Popular Ghanaian hip-life star, Barima Sydney, says he will not reject an offer from the ruling New Patriotic Party (NPP) for his popular song "Africa Money" although he had said earlier that he did not want any political party to use it for their campaign.
He told the Ghana News Agency (GNA) on Monday that, "unlike the other political parties, NPP has not approached me for the song but if they are planning to bring me money for it then I am gladly waiting".
Sydney denied that the NPP had paid him for the song saying: "I have not taken any money from the NPP."
He said he was not happy with the way some sections of the media had portrayed him as an anti-NDC person, adding that he did not want any political party to use the song.
Sydney's song, "Scent no" was used by the NPP during the 2004 elections and his sales dipped because his fans, both at home and abroad, damned it as a political song.
"I do not want to repeat the same mistake that is why I am stopping all the parties from using my song and I repeat that I will take legal action against recalcitrant political parties who breach my rights under the copyright law," he said.
Sydney said he had been officially approached by the NDC and the Convention People's Party (CPP) to name a price for the song so they could buy it for their campaign but he turned them down.
"Officials from the NDC office at Kuku Hill at Osu (Prof. Ata Mills Campaign Office) approached me for the song and some CPP officials also approached me."
He said even though he had asked political parties not to use his song, he had personally seen NDC vans at Nsawam, Asin Fosu and around Paloma in Accra playing his music.

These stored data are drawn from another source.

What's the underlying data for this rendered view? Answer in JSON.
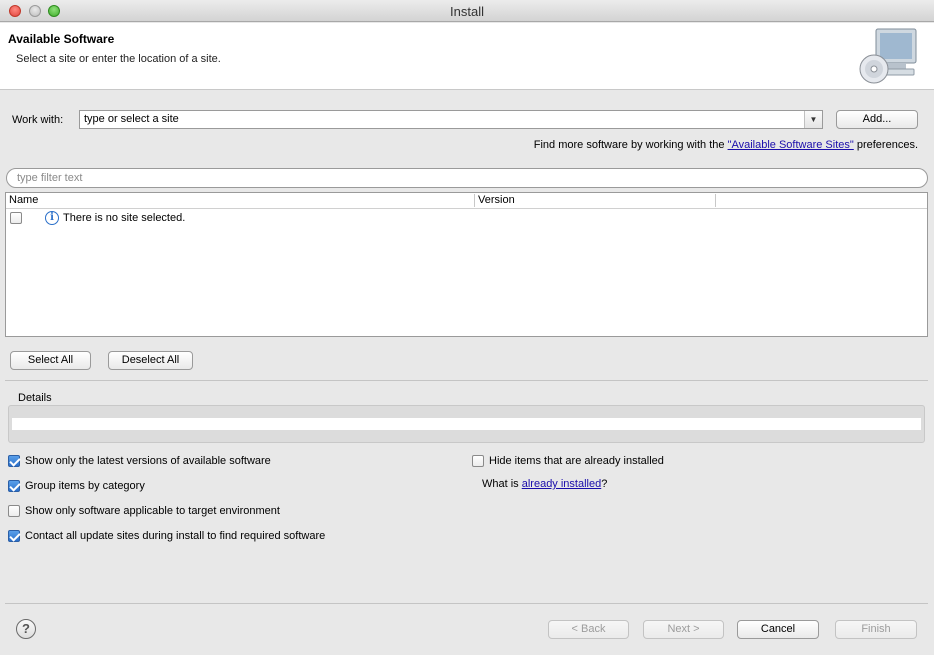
{
  "window": {
    "title": "Install"
  },
  "header": {
    "title": "Available Software",
    "subtitle": "Select a site or enter the location of a site."
  },
  "work_with": {
    "label": "Work with:",
    "value": "type or select a site",
    "add_label": "Add..."
  },
  "find_more": {
    "prefix": "Find more software by working with the ",
    "link": "\"Available Software Sites\"",
    "suffix": " preferences."
  },
  "filter": {
    "placeholder": "type filter text"
  },
  "table": {
    "columns": [
      "Name",
      "Version"
    ],
    "rows": [
      {
        "checked": false,
        "icon": "info-icon",
        "text": "There is no site selected."
      }
    ]
  },
  "selection": {
    "select_all": "Select All",
    "deselect_all": "Deselect All"
  },
  "details": {
    "label": "Details"
  },
  "options": [
    {
      "label": "Show only the latest versions of available software",
      "checked": true
    },
    {
      "label": "Group items by category",
      "checked": true
    },
    {
      "label": "Show only software applicable to target environment",
      "checked": false
    },
    {
      "label": "Contact all update sites during install to find required software",
      "checked": true
    },
    {
      "label": "Hide items that are already installed",
      "checked": false
    }
  ],
  "what_installed": {
    "prefix": "What is ",
    "link": "already installed",
    "suffix": "?"
  },
  "footer": {
    "back": "< Back",
    "next": "Next >",
    "cancel": "Cancel",
    "finish": "Finish",
    "help_glyph": "?"
  }
}
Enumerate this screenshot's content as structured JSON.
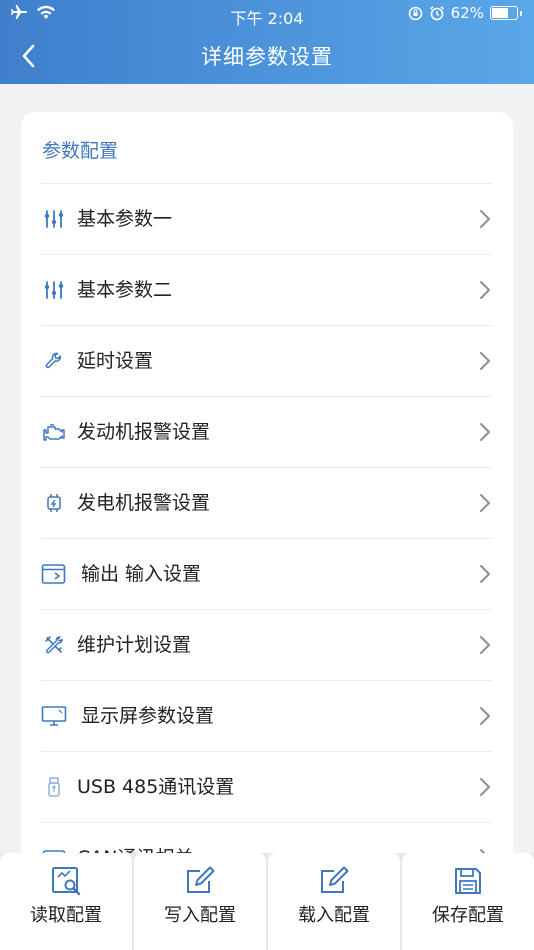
{
  "status": {
    "time": "下午 2:04",
    "battery": "62%"
  },
  "nav": {
    "title": "详细参数设置"
  },
  "section": {
    "title": "参数配置"
  },
  "items": [
    {
      "label": "基本参数一",
      "icon": "sliders-icon"
    },
    {
      "label": "基本参数二",
      "icon": "sliders-icon"
    },
    {
      "label": "延时设置",
      "icon": "wrench-icon"
    },
    {
      "label": "发动机报警设置",
      "icon": "engine-icon"
    },
    {
      "label": "发电机报警设置",
      "icon": "generator-icon"
    },
    {
      "label": "输出 输入设置",
      "icon": "io-window-icon"
    },
    {
      "label": "维护计划设置",
      "icon": "tools-icon"
    },
    {
      "label": "显示屏参数设置",
      "icon": "monitor-icon"
    },
    {
      "label": "USB 485通讯设置",
      "icon": "usb-icon"
    },
    {
      "label": "CAN通讯相关",
      "icon": "can-icon"
    }
  ],
  "bottom": {
    "read": "读取配置",
    "write": "写入配置",
    "load": "载入配置",
    "save": "保存配置"
  },
  "colors": {
    "accent": "#3f78bf",
    "header_start": "#3f7fcc",
    "header_end": "#5aa7e8"
  }
}
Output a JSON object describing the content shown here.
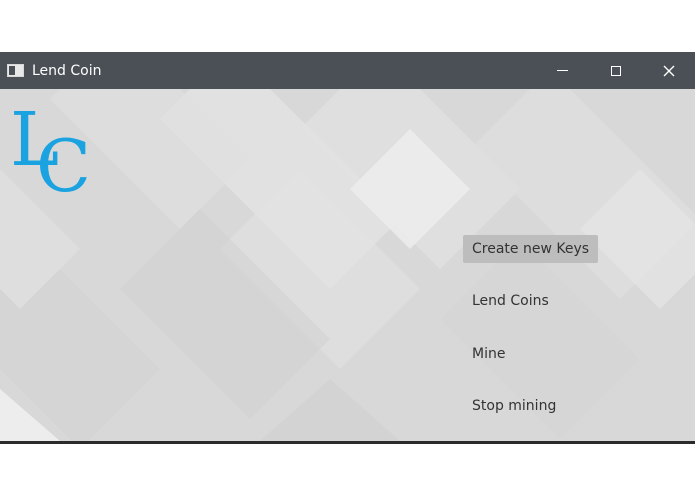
{
  "window": {
    "title": "Lend Coin",
    "controls": {
      "minimize": "minimize-icon",
      "maximize": "maximize-icon",
      "close": "close-icon"
    }
  },
  "logo": {
    "letters": "LC",
    "color": "#1aa3e0"
  },
  "menu": {
    "create_keys": "Create new Keys",
    "lend_coins": "Lend Coins",
    "mine": "Mine",
    "stop_mining": "Stop mining"
  },
  "colors": {
    "titlebar": "#4a5056",
    "background": "#dcdcdc",
    "active_button": "#bdbdbd"
  }
}
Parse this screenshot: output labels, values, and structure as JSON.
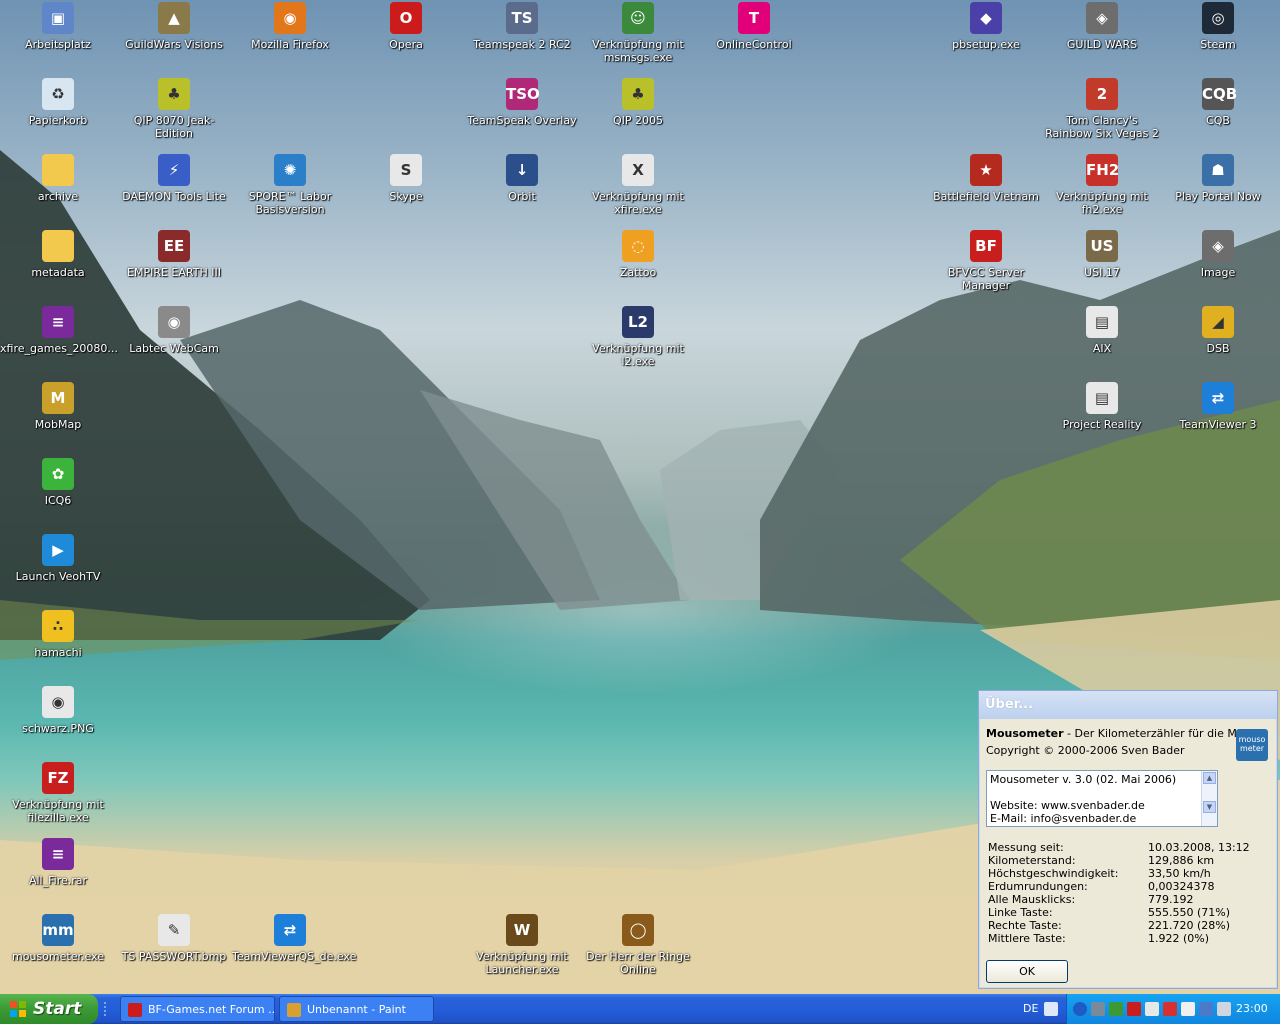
{
  "desktop": {
    "icons": [
      {
        "label": "Arbeitsplatz",
        "icon": "my-computer-icon",
        "glyph": "▣",
        "color": "#5f86c8"
      },
      {
        "label": "GuildWars Visions",
        "icon": "guildwars-visions-icon",
        "glyph": "▲",
        "color": "#8a7a4a"
      },
      {
        "label": "Mozilla Firefox",
        "icon": "firefox-icon",
        "glyph": "◉",
        "color": "#e2761b"
      },
      {
        "label": "Opera",
        "icon": "opera-icon",
        "glyph": "O",
        "color": "#cc1b1b"
      },
      {
        "label": "Teamspeak 2 RC2",
        "icon": "teamspeak-icon",
        "glyph": "TS",
        "color": "#5a6b8c"
      },
      {
        "label": "Verknüpfung mit msmsgs.exe",
        "icon": "messenger-icon",
        "glyph": "☺",
        "color": "#3b8a3b"
      },
      {
        "label": "OnlineControl",
        "icon": "telekom-icon",
        "glyph": "T",
        "color": "#e2007a"
      },
      {
        "label": "pbsetup.exe",
        "icon": "pbsetup-icon",
        "glyph": "◆",
        "color": "#4b3fa8"
      },
      {
        "label": "GUILD WARS",
        "icon": "guild-wars-icon",
        "glyph": "◈",
        "color": "#6d6d6d"
      },
      {
        "label": "Steam",
        "icon": "steam-icon",
        "glyph": "◎",
        "color": "#1e2a38"
      },
      {
        "label": "Papierkorb",
        "icon": "recycle-bin-icon",
        "glyph": "♻",
        "color": "#d8e6f2"
      },
      {
        "label": "QIP 8070 Jeak-Edition",
        "icon": "qip-icon",
        "glyph": "♣",
        "color": "#b9c02a"
      },
      {
        "label": "TeamSpeak Overlay",
        "icon": "teamspeak-overlay-icon",
        "glyph": "TSO",
        "color": "#b02878"
      },
      {
        "label": "QIP 2005",
        "icon": "qip2005-icon",
        "glyph": "♣",
        "color": "#b9c02a"
      },
      {
        "label": "Tom Clancy's Rainbow Six Vegas 2",
        "icon": "rainbow-six-icon",
        "glyph": "2",
        "color": "#c23a2a"
      },
      {
        "label": "CQB",
        "icon": "cqb-icon",
        "glyph": "CQB",
        "color": "#555555"
      },
      {
        "label": "archive",
        "icon": "folder-icon",
        "glyph": "",
        "color": "#f2c94c"
      },
      {
        "label": "DAEMON Tools Lite",
        "icon": "daemon-tools-icon",
        "glyph": "⚡",
        "color": "#3a5ec8"
      },
      {
        "label": "SPORE™ Labor Basisversion",
        "icon": "spore-icon",
        "glyph": "✺",
        "color": "#2a7fc8"
      },
      {
        "label": "Skype",
        "icon": "skype-icon",
        "glyph": "S",
        "color": "#e8e8e8"
      },
      {
        "label": "Orbit",
        "icon": "orbit-icon",
        "glyph": "↓",
        "color": "#2b4f8a"
      },
      {
        "label": "Verknüpfung mit xfire.exe",
        "icon": "xfire-icon",
        "glyph": "X",
        "color": "#e8e8e8"
      },
      {
        "label": "Battlefield Vietnam",
        "icon": "battlefield-vietnam-icon",
        "glyph": "★",
        "color": "#b52a1e"
      },
      {
        "label": "Verknüpfung mit fh2.exe",
        "icon": "fh2-icon",
        "glyph": "FH2",
        "color": "#c8302a"
      },
      {
        "label": "Play Portal Now",
        "icon": "portal-icon",
        "glyph": "☗",
        "color": "#3a6fa8"
      },
      {
        "label": "metadata",
        "icon": "folder-icon",
        "glyph": "",
        "color": "#f2c94c"
      },
      {
        "label": "EMPIRE EARTH III",
        "icon": "empire-earth-icon",
        "glyph": "EE",
        "color": "#8a2a2a"
      },
      {
        "label": "Zattoo",
        "icon": "zattoo-icon",
        "glyph": "◌",
        "color": "#f0a020"
      },
      {
        "label": "BFVCC Server Manager",
        "icon": "bfvcc-icon",
        "glyph": "BF",
        "color": "#c81e1e"
      },
      {
        "label": "USI.17",
        "icon": "usi-icon",
        "glyph": "US",
        "color": "#7a6a4a"
      },
      {
        "label": "Image",
        "icon": "image-icon",
        "glyph": "◈",
        "color": "#6d6d6d"
      },
      {
        "label": "xfire_games_20080...",
        "icon": "winrar-icon",
        "glyph": "≡",
        "color": "#7a2a9a"
      },
      {
        "label": "Labtec WebCam",
        "icon": "webcam-icon",
        "glyph": "◉",
        "color": "#8a8a8a"
      },
      {
        "label": "Verknüpfung mit l2.exe",
        "icon": "lineage2-icon",
        "glyph": "L2",
        "color": "#2a3a6a"
      },
      {
        "label": "AIX",
        "icon": "aix-icon",
        "glyph": "▤",
        "color": "#e8e8e8"
      },
      {
        "label": "DSB",
        "icon": "dsb-icon",
        "glyph": "◢",
        "color": "#e0b020"
      },
      {
        "label": "MobMap",
        "icon": "mobmap-icon",
        "glyph": "M",
        "color": "#c8a02a"
      },
      {
        "label": "Project Reality",
        "icon": "project-reality-icon",
        "glyph": "▤",
        "color": "#e8e8e8"
      },
      {
        "label": "TeamViewer 3",
        "icon": "teamviewer-icon",
        "glyph": "⇄",
        "color": "#1e7fd8"
      },
      {
        "label": "ICQ6",
        "icon": "icq-icon",
        "glyph": "✿",
        "color": "#3cb43c"
      },
      {
        "label": "Launch VeohTV",
        "icon": "veohtv-icon",
        "glyph": "▶",
        "color": "#1e8ad8"
      },
      {
        "label": "hamachi",
        "icon": "hamachi-icon",
        "glyph": "∴",
        "color": "#f0c020"
      },
      {
        "label": "schwarz.PNG",
        "icon": "png-file-icon",
        "glyph": "◉",
        "color": "#e8e8e8"
      },
      {
        "label": "Verknüpfung mit filezilla.exe",
        "icon": "filezilla-icon",
        "glyph": "FZ",
        "color": "#c81e1e"
      },
      {
        "label": "All_Fire.rar",
        "icon": "winrar-icon",
        "glyph": "≡",
        "color": "#7a2a9a"
      },
      {
        "label": "mousometer.exe",
        "icon": "mousometer-icon",
        "glyph": "mm",
        "color": "#2a6fae"
      },
      {
        "label": "TS PASSWORT.bmp",
        "icon": "bmp-file-icon",
        "glyph": "✎",
        "color": "#e8e8e8"
      },
      {
        "label": "TeamViewerQS_de.exe",
        "icon": "teamviewer-qs-icon",
        "glyph": "⇄",
        "color": "#1e7fd8"
      },
      {
        "label": "Verknüpfung mit Launcher.exe",
        "icon": "wow-icon",
        "glyph": "W",
        "color": "#6a4a1a"
      },
      {
        "label": "Der Herr der Ringe Online",
        "icon": "lotro-icon",
        "glyph": "◯",
        "color": "#8a5a1a"
      }
    ]
  },
  "about_dialog": {
    "title": "Über...",
    "app_name": "Mousometer",
    "app_tagline": " - Der Kilometerzähler für die Maus",
    "copyright": "Copyright © 2000-2006 Sven Bader",
    "logo_text": "mouso meter",
    "info_lines": [
      "Mousometer v. 3.0 (02. Mai 2006)",
      "",
      "Website: www.svenbader.de",
      "E-Mail: info@svenbader.de"
    ],
    "stats": [
      {
        "key": "Messung seit:",
        "value": "10.03.2008, 13:12"
      },
      {
        "key": "Kilometerstand:",
        "value": "129,886 km"
      },
      {
        "key": "Höchstgeschwindigkeit:",
        "value": "33,50 km/h"
      },
      {
        "key": "Erdumrundungen:",
        "value": "0,00324378"
      },
      {
        "key": "Alle Mausklicks:",
        "value": "779.192"
      },
      {
        "key": "Linke Taste:",
        "value": "555.550 (71%)"
      },
      {
        "key": "Rechte Taste:",
        "value": "221.720 (28%)"
      },
      {
        "key": "Mittlere Taste:",
        "value": "1.922 (0%)"
      }
    ],
    "ok_label": "OK"
  },
  "taskbar": {
    "start_label": "Start",
    "tasks": [
      {
        "label": "BF-Games.net Forum ...",
        "icon": "opera-icon",
        "color": "#cc1b1b"
      },
      {
        "label": "Unbenannt - Paint",
        "icon": "paint-icon",
        "color": "#d8a030"
      }
    ],
    "language": "DE",
    "clock": "23:00"
  },
  "colors": {
    "taskbar": "#245edb",
    "start": "#3c9a35",
    "tray": "#0f86df",
    "dialog": "#ece9d8"
  }
}
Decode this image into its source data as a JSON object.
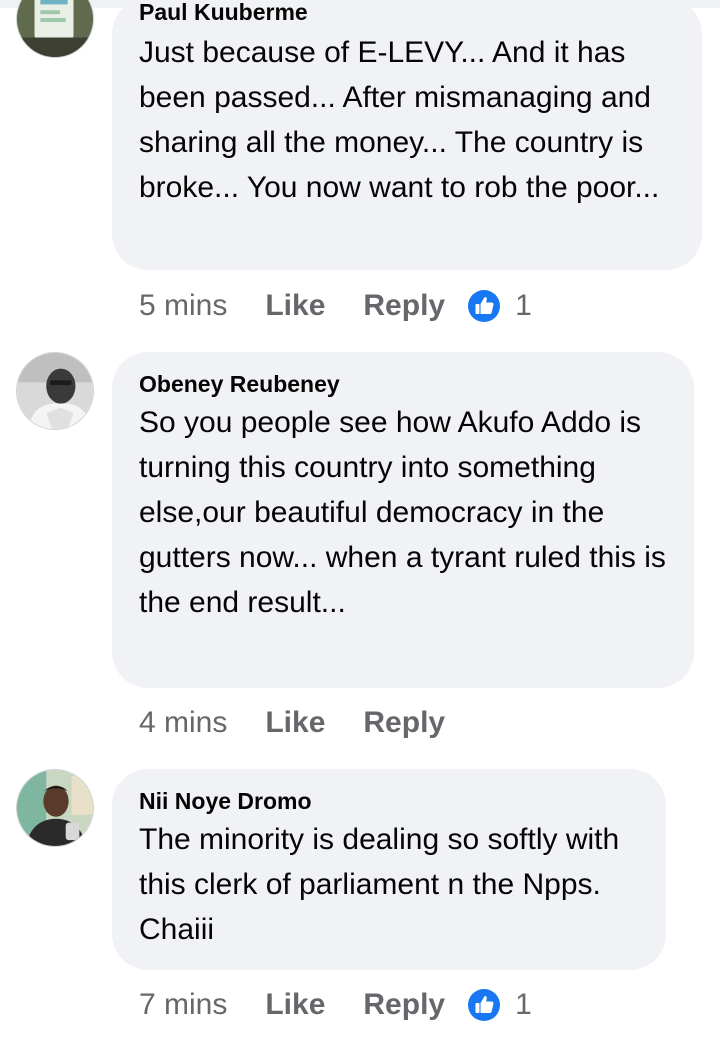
{
  "comments": [
    {
      "author": "Paul Kuuberme",
      "text": "Just because of E-LEVY... And it has been passed... After mismanaging and sharing all the money... The country is broke... You now want to rob the poor...",
      "time": "5 mins",
      "like_label": "Like",
      "reply_label": "Reply",
      "reaction_icon": "thumbs-up-icon",
      "reaction_count": "1"
    },
    {
      "author": "Obeney Reubeney",
      "text": "So you people see how Akufo Addo is turning this country into something else,our beautiful democracy in the gutters now... when a tyrant ruled this is the end result...",
      "time": "4 mins",
      "like_label": "Like",
      "reply_label": "Reply"
    },
    {
      "author": "Nii Noye Dromo",
      "text": "The minority is dealing so softly with this clerk of parliament n the Npps. Chaiii",
      "time": "7 mins",
      "like_label": "Like",
      "reply_label": "Reply",
      "reaction_icon": "thumbs-up-icon",
      "reaction_count": "1"
    }
  ],
  "colors": {
    "bubble": "#f0f2f5",
    "meta_text": "#65676b",
    "like_blue": "#1877f2"
  }
}
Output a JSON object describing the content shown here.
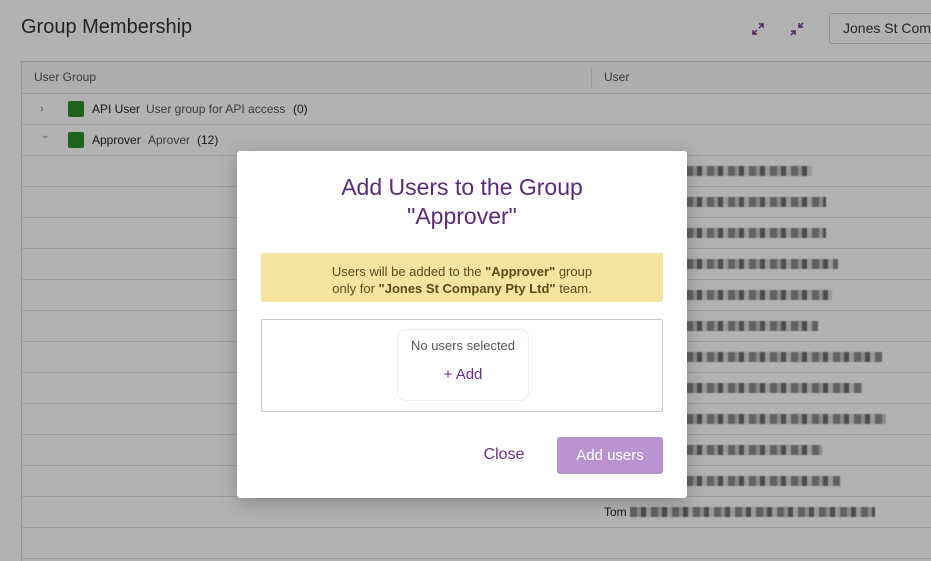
{
  "page": {
    "title": "Group Membership",
    "team_selector": "Jones St Company Pty Ltd",
    "icons": [
      "expand-icon",
      "collapse-icon"
    ]
  },
  "grid": {
    "columns": [
      "User Group",
      "User"
    ],
    "groups": [
      {
        "name": "API User",
        "description": "User group for API access",
        "count": "(0)",
        "expanded": false,
        "color": "#2e8b2e"
      },
      {
        "name": "Approver",
        "description": "Aprover",
        "count": "(12)",
        "expanded": true,
        "color": "#2e8b2e"
      }
    ],
    "visible_user_prefix": "Tom"
  },
  "modal": {
    "title_line1": "Add Users to the Group",
    "title_line2": "\"Approver\"",
    "notice": {
      "part1": "Users will be added to the ",
      "group": "\"Approver\"",
      "part2": " group",
      "part3": "only for ",
      "team": "\"Jones St Company Pty Ltd\"",
      "part4": " team."
    },
    "picker": {
      "empty_text": "No users selected",
      "add_label": "+ Add"
    },
    "close_label": "Close",
    "add_users_label": "Add users"
  },
  "colors": {
    "accent": "#6b2f8a",
    "notice_bg": "#f4e4a2",
    "group_swatch": "#2e8b2e",
    "disabled_button": "#b893cf"
  }
}
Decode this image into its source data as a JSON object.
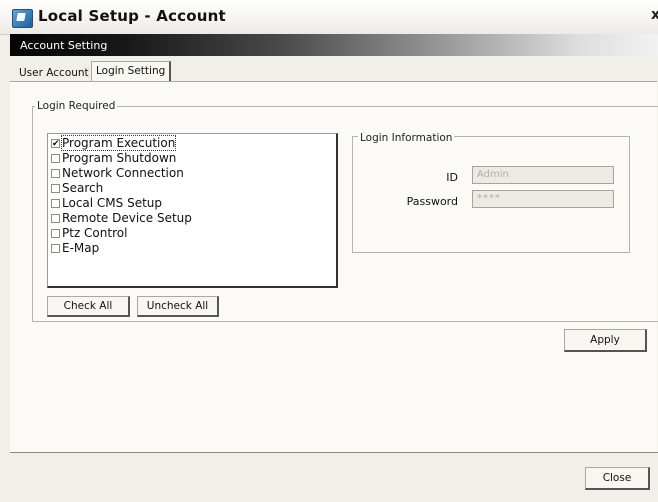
{
  "window": {
    "title": "Local Setup - Account",
    "close_glyph": "x",
    "icon": "app-icon"
  },
  "header": {
    "text": "Account Setting"
  },
  "tabs": [
    {
      "label": "User Account",
      "selected": false
    },
    {
      "label": "Login Setting",
      "selected": true
    }
  ],
  "login_required": {
    "label": "Login Required",
    "items": [
      {
        "label": "Program Execution",
        "checked": true
      },
      {
        "label": "Program Shutdown",
        "checked": false
      },
      {
        "label": "Network Connection",
        "checked": false
      },
      {
        "label": "Search",
        "checked": false
      },
      {
        "label": "Local CMS Setup",
        "checked": false
      },
      {
        "label": "Remote Device Setup",
        "checked": false
      },
      {
        "label": "Ptz Control",
        "checked": false
      },
      {
        "label": "E-Map",
        "checked": false
      }
    ],
    "check_all_label": "Check All",
    "uncheck_all_label": "Uncheck All"
  },
  "login_info": {
    "label": "Login Information",
    "id_label": "ID",
    "id_value": "Admin",
    "password_label": "Password",
    "password_value": "****"
  },
  "apply_label": "Apply",
  "close_label": "Close"
}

"The sad thing is that they play a dubbed version and not the original album because anytime I heard it another song from someone else's album followed my song," he said.
Sydney said he was not against political parties playing his full CD at the end of a political rally for their members to dance to it, but playing it on the campaign vans and as a campaign jingle was unacceptable.
Meanwhile NDC National Organiser, Samuel Ofosu-Ampofo, has denied that the party ever approached Sydney officially to buy his song for their campaign.
He told the GNA that individual party members had every right to buy and play Sydney's song but the party had not issued any official instruction for that song to be used for its campaign.
Mr Ofosu-Ampofo called on party members using Sydney's song for campaign purposes to desist from that but said the party could not stop individual party members from playing it in their private cars.
"Someone came to me with the idea of dubbing using Sydney's song for our campaign but I turned it down. What we rather did was to approach another musician to give us 1,000 copies of his CDs for our campaign but that is yet to materialise," he said.